Ratonlandia era un lugar donde todos los ratoncitos vivían y jugaban, donde nacían y morían. Incluso, tenían un parlamento y cada cuatro años tenían elecciones.

Todos los ratoncitos acostumbraban a ir a las urnas y elegían un gobierno formado por enormes y gordos gatos negros. Ellos conducían el gobierno dignamente, elaboraban buenas leyes, es decir, leyes buenas para los gatos, pero no muy favorables para los ratones.

Una de las leyes decía, que la entrada a la ratonera debía ser tan grande como para que un gato pudiera meter su pata. Otra ley decía, que los ratones solo podían moverse a ciertas velocidades, para que los gatos consiguieran alcanzarlos sin mucho esfuerzo.

Cuando los ratones se cansaron de aguantar esos abusos, decidieron ir en masa a las urnas a votar contra los gatos negros y a elegir a gatos blancos.

Los gatos blancos lanzaron una campaña genial  dijeron “el problema de Ratolandia, son las entradas redondas de las ratoneras, si ustedes nos eligen, las construiremos cuadradas”. Y lo hicieron, las entradas cuadradas eran el doble de las redondas, ahora los gatos podían meter dos patas.

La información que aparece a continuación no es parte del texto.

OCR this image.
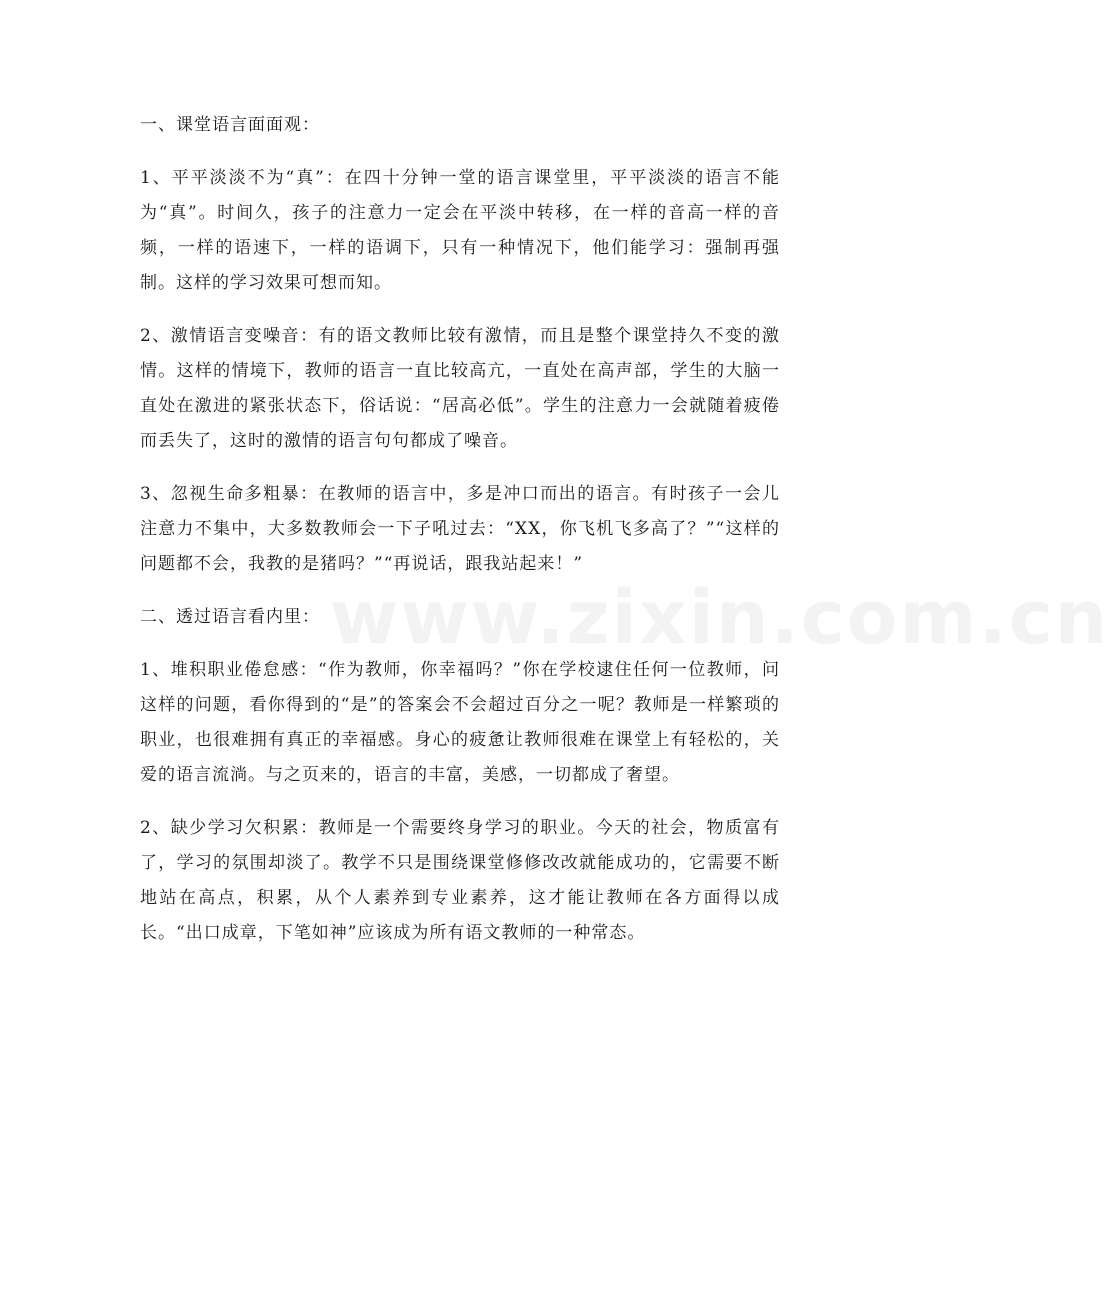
www.zixin.com.cn

一、课堂语言面面观：

1、平平淡淡不为“真”：在四十分钟一堂的语言课堂里，平平淡淡的语言不能为“真”。时间久，孩子的注意力一定会在平淡中转移，在一样的音高一样的音频，一样的语速下，一样的语调下，只有一种情况下，他们能学习：强制再强制。这样的学习效果可想而知。

2、激情语言变噪音：有的语文教师比较有激情，而且是整个课堂持久不变的激情。这样的情境下，教师的语言一直比较高亢，一直处在高声部，学生的大脑一直处在激进的紧张状态下，俗话说：“居高必低”。学生的注意力一会就随着疲倦而丢失了，这时的激情的语言句句都成了噪音。

3、忽视生命多粗暴：在教师的语言中，多是冲口而出的语言。有时孩子一会儿注意力不集中，大多数教师会一下子吼过去：“XX，你飞机飞多高了？”“这样的问题都不会，我教的是猪吗？”“再说话，跟我站起来！”

二、透过语言看内里：

1、堆积职业倦怠感：“作为教师，你幸福吗？”你在学校逮住任何一位教师，问这样的问题，看你得到的“是”的答案会不会超过百分之一呢？教师是一样繁琐的职业，也很难拥有真正的幸福感。身心的疲惫让教师很难在课堂上有轻松的，关爱的语言流淌。与之页来的，语言的丰富，美感，一切都成了奢望。

2、缺少学习欠积累：教师是一个需要终身学习的职业。今天的社会，物质富有了，学习的氛围却淡了。教学不只是围绕课堂修修改改就能成功的，它需要不断地站在高点，积累，从个人素养到专业素养，这才能让教师在各方面得以成长。“出口成章，下笔如神”应该成为所有语文教师的一种常态。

Y cuando no pudieron soportarlo más, votaron contra los gatos blancos y pusieron a los negros de nuevo. Incluso, trataron con gatos mitad negro, mitad blanco y lo llamaron coalición. En su desesperación, intentaron con gatos manchados, eran gatos que intentaban sonar como ratones pero comían como gatos.

Verán amigos míos, el problema no estaba en el color de los gatos, el problema estaba en que eran gatos. Y como son gatos, naturalmente miraban por sus intereses de gato y no de ratones.

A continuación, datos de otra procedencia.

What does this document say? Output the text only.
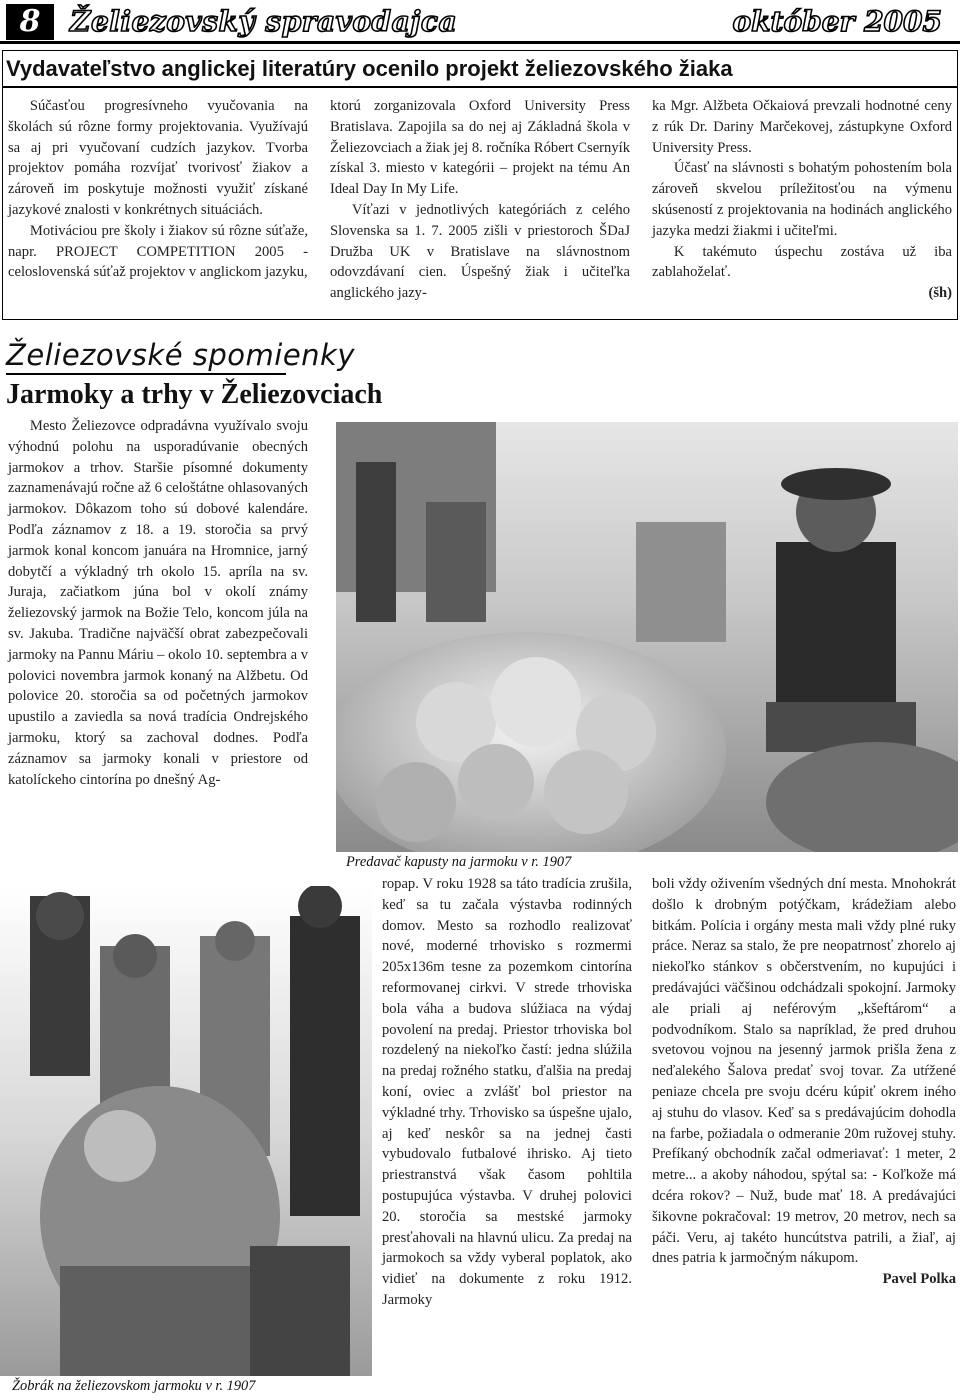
8	Želiezovský spravodajca	október 2005
Vydavateľstvo anglickej literatúry ocenilo projekt želiezovského žiaka

Súčasťou progresívneho vyučovania na školách sú rôzne formy projektovania. Využívajú sa aj pri vyučovaní cudzích jazykov. Tvorba projektov pomáha rozvíjať tvorivosť žiakov a zároveň im poskytuje možnosti využiť získané jazykové znalosti v konkrétnych situáciách.

Motiváciou pre školy i žiakov sú rôzne súťaže, napr. PROJECT COMPETITION 2005 - celoslovenská súťaž projektov v anglickom jazyku,

ktorú zorganizovala Oxford University Press Bratislava. Zapojila sa do nej aj Základná škola v Želiezovciach a žiak jej 8. ročníka Róbert Csernyík získal 3. miesto v kategórii – projekt na tému An Ideal Day In My Life.

Víťazi v jednotlivých kategóriách z celého Slovenska sa 1. 7. 2005 zišli v priestoroch ŠDaJ Družba UK v Bratislave na slávnostnom odovzdávaní cien. Úspešný žiak i učiteľka anglického jazy-

ka Mgr. Alžbeta Očkaiová prevzali hodnotné ceny z rúk Dr. Dariny Marčekovej, zástupkyne Oxford University Press.

Účasť na slávnosti s bohatým pohostením bola zároveň skvelou príležitosťou na výmenu skúseností z projektovania na hodinách anglického jazyka medzi žiakmi i učiteľmi.

K takémuto úspechu zostáva už iba zablahoželať.

(šh)

Želiezovské spomienky
Jarmoky a trhy v Želiezovciach
Predavač kapusty na jarmoku v r. 1907

Mesto Želiezovce odpradávna využívalo svoju výhodnú polohu na usporadúvanie obecných jarmokov a trhov. Staršie písomné dokumenty zaznamenávajú ročne až 6 celoštátne ohlasovaných jarmokov. Dôkazom toho sú dobové kalendáre. Podľa záznamov z 18. a 19. storočia sa prvý jarmok konal koncom januára na Hromnice, jarný dobytčí a výkladný trh okolo 15. apríla na sv. Juraja, začiatkom júna bol v okolí známy želiezovský jarmok na Božie Telo, koncom júla na sv. Jakuba. Tradične najväčší obrat zabezpečovali jarmoky na Pannu Máriu – okolo 10. septembra a v polovici novembra jarmok konaný na Alžbetu. Od polovice 20. storočia sa od početných jarmokov upustilo a zaviedla sa nová tradícia Ondrejského jarmoku, ktorý sa zachoval dodnes. Podľa záznamov sa jarmoky konali v priestore od katolíckeho cintorína po dnešný Ag-

Žobrák na želiezovskom jarmoku v r. 1907

ropap. V roku 1928 sa táto tradícia zrušila, keď sa tu začala výstavba rodinných domov. Mesto sa rozhodlo realizovať nové, moderné trhovisko s rozmermi 205x136m tesne za pozemkom cintorína reformovanej cirkvi. V strede trhoviska bola váha a budova slúžiaca na výdaj povolení na predaj. Priestor trhoviska bol rozdelený na niekoľko častí: jedna slúžila na predaj rožného statku, ďalšia na predaj koní, oviec a zvlášť bol priestor na výkladné trhy. Trhovisko sa úspešne ujalo, aj keď neskôr sa na jednej časti vybudovalo futbalové ihrisko. Aj tieto priestranstvá však časom pohltila postupujúca výstavba. V druhej polovici 20. storočia sa mestské jarmoky presťahovali na hlavnú ulicu. Za predaj na jarmokoch sa vždy vyberal poplatok, ako vidieť na dokumente z roku 1912. Jarmoky

boli vždy oživením všedných dní mesta. Mnohokrát došlo k drobným potýčkam, krádežiam alebo bitkám. Polícia i orgány mesta mali vždy plné ruky práce. Neraz sa stalo, že pre neopatrnosť zhorelo aj niekoľko stánkov s občerstvením, no kupujúci i predávajúci väčšinou odchádzali spokojní. Jarmoky ale priali aj neférovým „kšeftárom“ a podvodníkom. Stalo sa napríklad, že pred druhou svetovou vojnou na jesenný jarmok prišla žena z neďalekého Šalova predať svoj tovar. Za utŕžené peniaze chcela pre svoju dcéru kúpiť okrem iného aj stuhu do vlasov. Keď sa s predávajúcim dohodla na farbe, požiadala o odmeranie 20m ružovej stuhy. Prefíkaný obchodník začal odmeriavať: 1 meter, 2 metre... a akoby náhodou, spýtal sa: - Koľkože má dcéra rokov? – Nuž, bude mať 18. A predávajúci šikovne pokračoval: 19 metrov, 20 metrov, nech sa páči. Veru, aj takéto huncútstva patrili, a žiaľ, aj dnes patria k jarmočným nákupom.

Pavel Polka
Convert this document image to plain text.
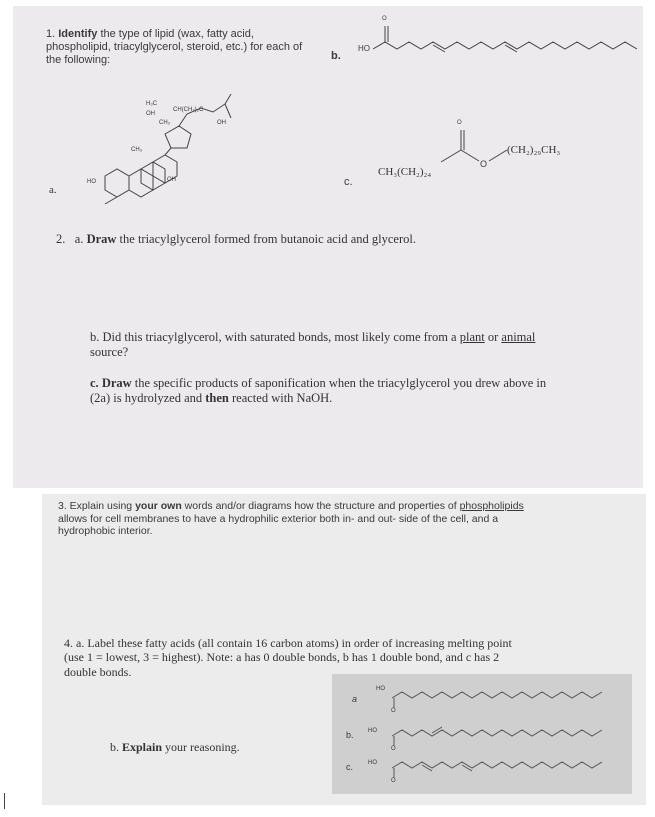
1. Identify the type of lipid (wax, fatty acid,
phospholipid, triacylglycerol, steroid, etc.) for each of
the following:	b.
a.
c.
HO
O
H₃C
OH
CH(CH₂)₂C
CH₃	OH
CH₃
HO	OH
CH₃(CH₂)₂₄
O
O
(CH₂)₂₉CH₃
2. a. Draw the triacylglycerol formed from butanoic acid and glycerol.
b. Did this triacylglycerol, with saturated bonds, most likely come from a plant or animal
source?
c. Draw the specific products of saponification when the triacylglycerol you drew above in
(2a) is hydrolyzed and then reacted with NaOH.
3. Explain using your own words and/or diagrams how the structure and properties of phospholipids
allows for cell membranes to have a hydrophilic exterior both in- and out- side of the cell, and a
hydrophobic interior.
4. a. Label these fatty acids (all contain 16 carbon atoms) in order of increasing melting point
(use 1 = lowest, 3 = highest). Note: a has 0 double bonds, b has 1 double bond, and c has 2
double bonds.
b. Explain your reasoning.
a
b.
c.
HO
HO
HO
O
O
O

Finalmente, llegó desde lejos un ratoncito quién tuvo una idea, les dijo: “miren, compañeros ¿porqué seguimos eligiendo un gobierno hecho por gatos?, ¿porqué no elegimos un gobierno de ratones?

“OHHH” dijeron… “es un COMUNISTA”, así que lo metieron en la cárcel.

Moraleja:

La fábula es un llamado a la reflexión ciudadana sobre la importancia de elegir representantes que verdaderamente pertenezcan a la clase trabajadora y a las bases sociales.

Elegir políticos que no pertenezcan al mismo sector social genera conflictos, engaños y explotación. Los gatos siempre se aprovecharán de los ratones, no importa cuál sea su color.

Si elegimos a un capitalista, su única intención será obtener la máxima ganancia a costa de los trabajadores, si elegimos un terrateniente a costa de los campesinos, si elegimos un  corrupto a costa del estado, etc.

Otra visión de la fábula es que la gente está tan acostumbrada a ser explotada, que cuando llega un líder nuevo que si la representa verdaderamente, lo agreden y toman represalias contra él. Los ratones encarcelaron a su propio compañero, cuando este les propuso un gobierno propio.

Cualquier semejanza con nuestra realidad es mera coincidencia.

Nota editorial: Los artículos de opinión publicados en este espacio expresan exclusivamente el pensamiento y las valoraciones personales de sus autores. En consecuencia, su contenido no compromete ni representa la posición institucional del Sindicato de Trabajadores de la Gobernación de Nariño – SINTRAGOBERNAR o sus afiliados, ni del diario sindical SOMOS Sintragobernar.